Use this phase to tune thresholds (Coraza paranoia/anomaly levels, bot scores, anomaly_threshold) until the detection stream contains only traffic you genuinely want to block. Also confirm fail_open_total/timeouts_total stay at zero — a nonzero timeout rate means your timeout budget is too tight for the body sizes you inspect (see Body Inspection & Limits).
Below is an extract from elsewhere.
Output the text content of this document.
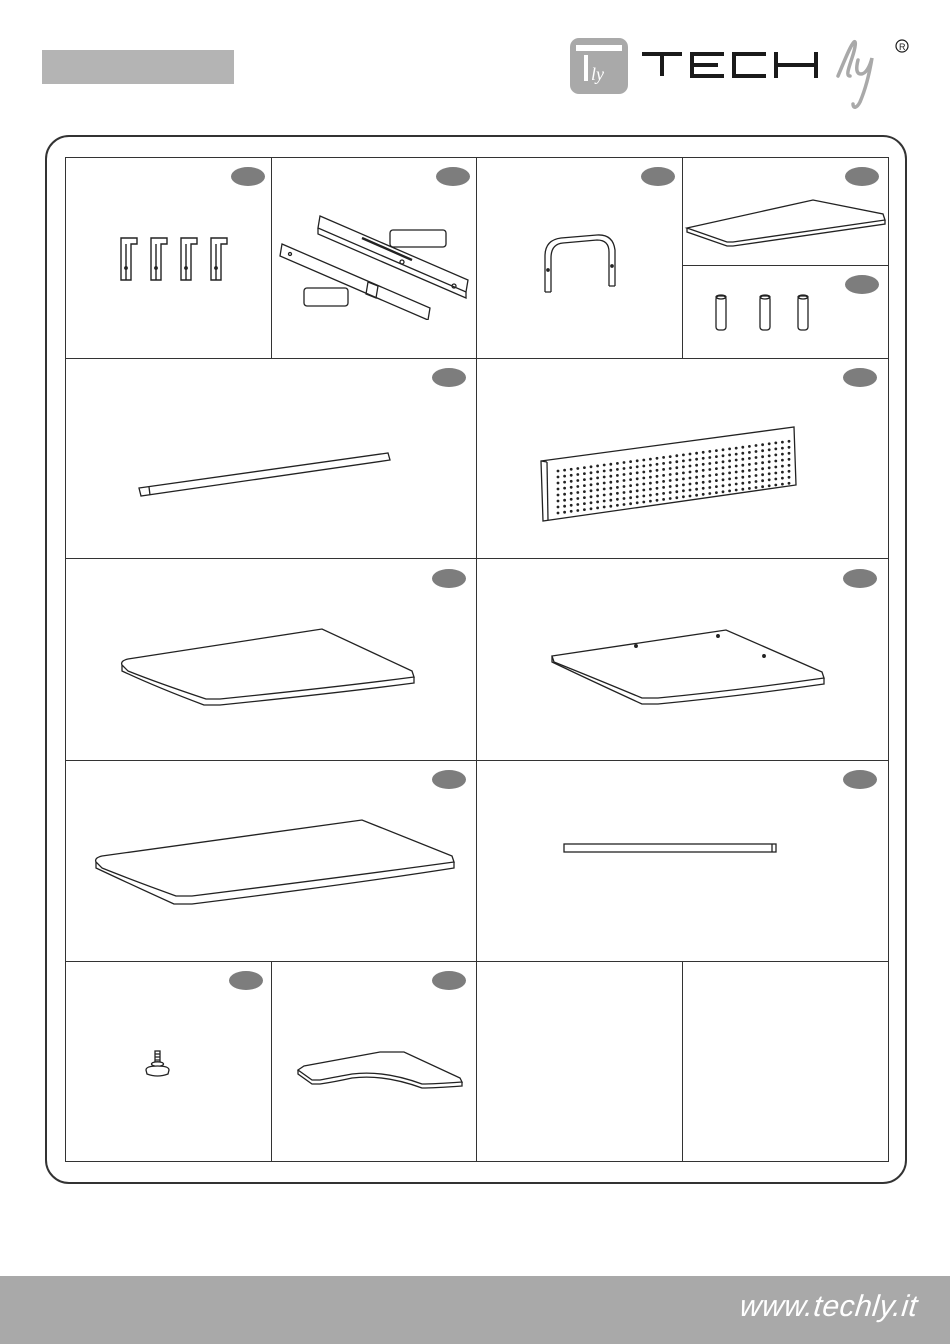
ly
R
www.techly.it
2. shadow — dress-rehearse enforcement

policy:
mode: shadow

Shadow evaluates the tuned policy exactly as if it were blocking and logs what would have been blocked (shadow_detections_total), still with zero traffic impact. This is the final verification pass: after tuning in detect, the shadow stream should contain only traffic you are willing to reject. Any remaining legitimate request showing up in Security Events here is a block you just avoided shipping. Promote when the shadow stream has been clean (or attack-only) for a representative traffic window — including whatever weekly batch jobs, webhook retries, and traffic peaks your service sees.

3. block — enforce

policy:
mode: block

Flip to enforcement. shadow_detections_total for this policy drops to zero and requests_blocked_total picks up the same traffic. Keep Security Events open for the first hours — every block is always audited, so a false positive shows up immediately with the exact rule and reason.

Per-route mode overrides

Because mode is a scalar PolicySpec field, you can run different postures on different surfaces of the same domain — enforce where you are confident, monitor where you are still tuning:

apiVersion: sentinel.elchi.io/v1
kind: SecurityPolicy
metadata:
name: api-rollout
spec:
defaults:
mode: block # enforced everywhere by default
fail_mode: fail_open

domains:
- hosts: ["api.example.com"]
routes:
# Mature surface: enforce.
- match:
path_prefix: "/v1/"
policy:
mode: block

# New surface still being tuned: monitor only, fail closed on errors.
- match:
path_prefix: "/v2/"
policy:
mode: detect
fail_mode: fail_close

# Not yet onboarded: skip inspection for this route.
- match:
path_prefix: "/legacy/"
policy:
mode: off
tip

The Coraza engine always runs in enforcing mode internally (Shield forces SecRuleEngine On); the policy mode is the single switch that decides whether a CRS hit actually blocks. Never try to do monitor-mode via SecLang DetectionOnly — use mode: detect. See Coraza WAF.